Strong consensus for better schools
Wednesday, September 26, 2007
Continuing debate over how to improve South Carolina's public education system is a necessary process. But the rising intensity of that debate in recent years has often obscured the vast public agreement on practical principles that must be followed to advance this mission. New research from Furman University's Riley Institute offers fresh evidence of that consensus — and fresh grounds for encouragement.
That study, "In Their Own Words: A Public Vision for Educational Excellence in South Carolina," was conducted through an extensive written survey and more than 3,000 hours of focus group interviews with nearly 800 people, including district superintendents, school board members, principals, teachers, parents and business leaders. Every school district in the state was represented.
The overarching conclusion of the research, funded by the William and Flora Hewlett Foundation: South Carolinians, regardless of their incomes, backgrounds or locations, strongly support taking proven steps to raise academic achievement in public schools.
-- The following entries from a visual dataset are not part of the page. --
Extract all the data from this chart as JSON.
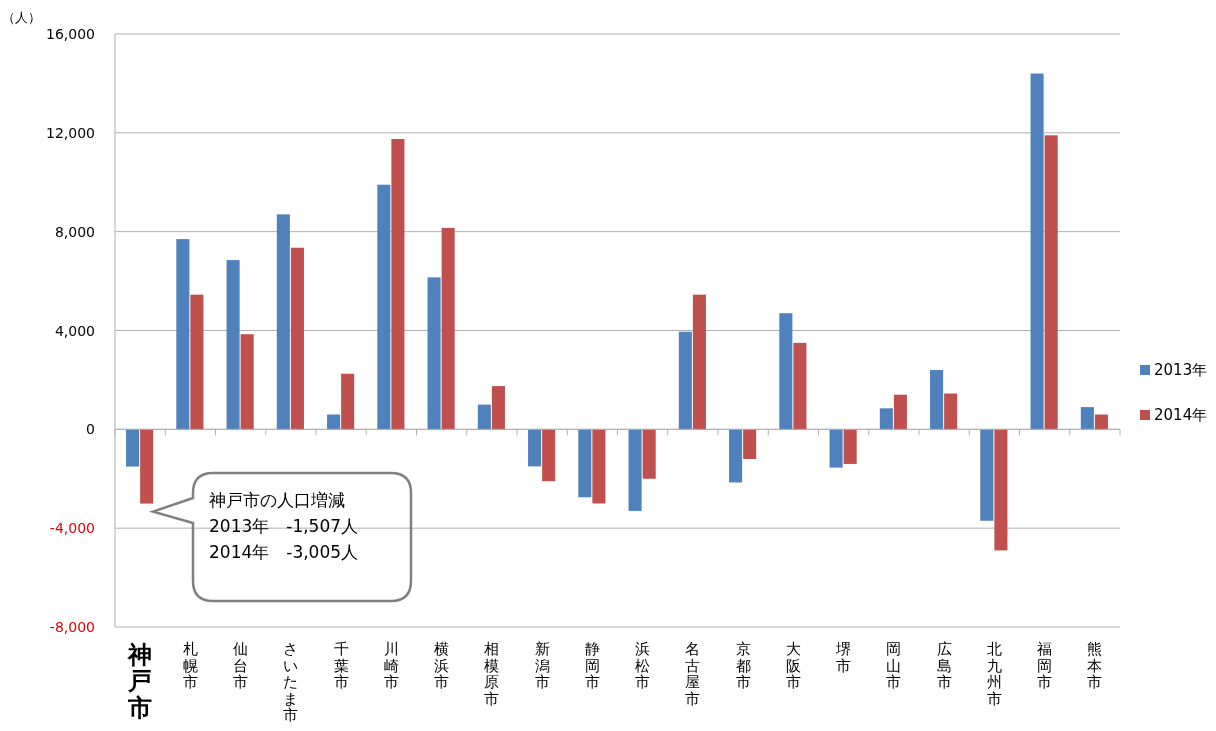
{
  "chart_data": {
    "type": "bar",
    "ylabel": "（人）",
    "categories": [
      "神戸市",
      "札幌市",
      "仙台市",
      "さいたま市",
      "千葉市",
      "川崎市",
      "横浜市",
      "相模原市",
      "新潟市",
      "静岡市",
      "浜松市",
      "名古屋市",
      "京都市",
      "大阪市",
      "堺市",
      "岡山市",
      "広島市",
      "北九州市",
      "福岡市",
      "熊本市"
    ],
    "series": [
      {
        "name": "2013年",
        "color": "#4f81bd",
        "values": [
          -1507,
          7700,
          6850,
          8700,
          600,
          9900,
          6150,
          1000,
          -1500,
          -2750,
          -3300,
          3950,
          -2150,
          4700,
          -1550,
          850,
          2400,
          -3700,
          14400,
          900
        ]
      },
      {
        "name": "2014年",
        "color": "#c0504d",
        "values": [
          -3005,
          5450,
          3850,
          7350,
          2250,
          11750,
          8150,
          1750,
          -2100,
          -3000,
          -2000,
          5450,
          -1200,
          3500,
          -1400,
          1400,
          1450,
          -4900,
          11900,
          600
        ]
      }
    ],
    "ylim": [
      -8000,
      16000
    ],
    "yticks": [
      {
        "value": -8000,
        "label": "-8,000"
      },
      {
        "value": -4000,
        "label": "-4,000"
      },
      {
        "value": 0,
        "label": "0"
      },
      {
        "value": 4000,
        "label": "4,000"
      },
      {
        "value": 8000,
        "label": "8,000"
      },
      {
        "value": 12000,
        "label": "12,000"
      },
      {
        "value": 16000,
        "label": "16,000"
      }
    ],
    "grid": "y",
    "legend": "right",
    "annotations": [
      "神戸市の人口増減\n2013年　-1,507人\n2014年　-3,005人"
    ]
  }
}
Recurring themes: 1) Increasing early-childhood education programs; 2) Strengthening after-school and summer initiatives for students at risk of falling behind, and developing schools as learning centers for entire communities; 3) Boosting teacher quality with enhanced recruiting, retention and training.
Riley Institute executive director Donald Gordon visited this newspaper last week to discuss the study, telling us that "accountability and high standards" also drew high marks across the wide range of respondents. He said "hot-button issues" such as vouchers didn't generate nearly as much heat in the study as they do in the political realm. He explained: "Those partisan considerations just didn't come up. We were surprised in a such a positive way that education was such a common-sense issue."
Cathy Stevens, assistant director of the Riley Institute, hailed "the excitement and the energy and the enthusiasm" exhibited in the focus-group discussions, adding: "I sense a real commitment to change."
Such change is clearly needed. For instance, despite national rises in math and reading on the National Assessment of Educational Progress scores released Tuesday, South Carolina's scores on that "national report card" for fourth- and eighth-graders remained stagnant.
Of course, it's much easier to say you want better public schools than to deliver them. And the study didn't deal with the ever-thorny issue of how to fund needed education progress. Perhaps a future study that Furman officials said they hope to conduct will shed more light.
Meanwhile, S.C. Education Superintendent Jim Rex rightly took the Riley Institute research as a welcome sign, telling our reporter last week: "There's intense, broad-based support for our public schools, and there's interest in improving them and reforming them."
As the Furman study shows, that support crosses political and economic lines.